Women’s liberation from men—like the death of God—confronts the modern woman with the abyss and an unspeakable nihilism.
In the midst of their contentions for freedom, in making freedom the aim and not a means, they forgot to articulate a set of new life-affirming values towards which they might strive. Consequently, having been freed from pharaoh, the modern woman now wonders aimlessly in the desert.
Nonetheless, man cannot exist without struggle—whether decadent or noble—so is it any wonder that, even after attaining freedom, the feminist must now and forever continue inventing new demons?
In what noble, heroic image do they cast themselves in opposition to these demons of the imagination? They are strong, independent—yet entirely helpless and victimized in the face of the abyss.
Many women, in their contentions with men, have not become noble women—but rather weak, unadmirable, and unworthy men.
To the handful of women who lie beyond the rocks and rocky soil I say: cast your demons which prove unworthy aside and peer into the abyss from which they came. Rediscover the depths of your femininity and unapologetically embrace your instinct to pursue what is highest in man.
On the other hand, the traditional conservative often finds himself fundamentally at odds with woman’s most brilliant and life-advancing instinct: hypergamy.
For traditional conservatives, the purpose of marriage is to preserve society, rather than to unite two worthy individuals in the creation of something even greater than themselves. Despite their claims to the contrary, they always confess their egalitarian belief that all should marry and reproduce, and that declining birth rates are inherently bad. In truth, not all are worthy of partaking in the creation of the man of tomorrow.
What, then, is this minimally qualifying standard for the creation of tomorrow’s generation? Namely, it is freedom from resentment and the capacity for worthy admiration.
Among those least capable of reproduction—the involuntarily celibate—resentment often abounds, and the capacity for worthy admiration is notably absent.
Physically, the incel can be described as having prey-like eyes, a negative canthal tilt, a flat midface, a recessed jawline, and asymmetrical facial features—a snack for a predator.
Spiritually, the black-pilled incel can be described as decadent to the lowest degree—an antithesis to the highest man.
By some dark miracle, such types have managed to pervert the instinct of admiration and are quintessential examples of the will to make what is last first, and what is first last.

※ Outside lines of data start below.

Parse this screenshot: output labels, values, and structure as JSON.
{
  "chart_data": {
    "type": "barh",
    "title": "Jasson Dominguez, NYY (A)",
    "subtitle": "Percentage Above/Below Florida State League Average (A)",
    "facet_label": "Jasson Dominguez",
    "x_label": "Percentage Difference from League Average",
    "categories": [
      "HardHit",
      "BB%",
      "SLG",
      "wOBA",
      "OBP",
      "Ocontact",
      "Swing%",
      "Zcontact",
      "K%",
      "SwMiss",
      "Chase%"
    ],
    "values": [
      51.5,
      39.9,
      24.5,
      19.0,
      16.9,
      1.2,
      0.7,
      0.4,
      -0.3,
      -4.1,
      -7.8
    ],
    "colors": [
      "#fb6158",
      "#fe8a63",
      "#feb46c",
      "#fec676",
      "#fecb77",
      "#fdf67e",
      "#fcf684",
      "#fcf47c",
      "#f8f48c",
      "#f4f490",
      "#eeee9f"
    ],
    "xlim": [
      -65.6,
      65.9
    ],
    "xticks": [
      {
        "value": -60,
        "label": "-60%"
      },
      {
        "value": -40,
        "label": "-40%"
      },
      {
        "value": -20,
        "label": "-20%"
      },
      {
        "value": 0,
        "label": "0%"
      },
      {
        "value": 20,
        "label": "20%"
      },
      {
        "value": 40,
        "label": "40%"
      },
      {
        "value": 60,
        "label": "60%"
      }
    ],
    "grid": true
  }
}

In the darkest corners of their communities, they find their god and object of admiration—the Supreme Gentleman—a transformation from passive nihilism to active nihilism—the will to destroy both oneself and the world.
The black-pilled incel—acutely aware of female nature yet painfully inept at attracting women—mirrors the disembodied intellectualism so often found in academics.
If one listens beyond the black-pilled incel’s hatred, they hear not hatred, but an over-idealization of women—born from an inability to separate their grand fantasies and intellect from the lesser reality of woman as she is. In the realm of thought, they place women beneath them; yet in the recesses of their flesh, they kneel—powerless—before them.
Truthfully, the black-pill is not a foundation of fecund soil or even rocky soil, but searing rock upon which seeds are scorched out of existence. Thus, those chained to it—brimming with resentment and barren of noble admiration—are fated to fade away as the men of yesterday.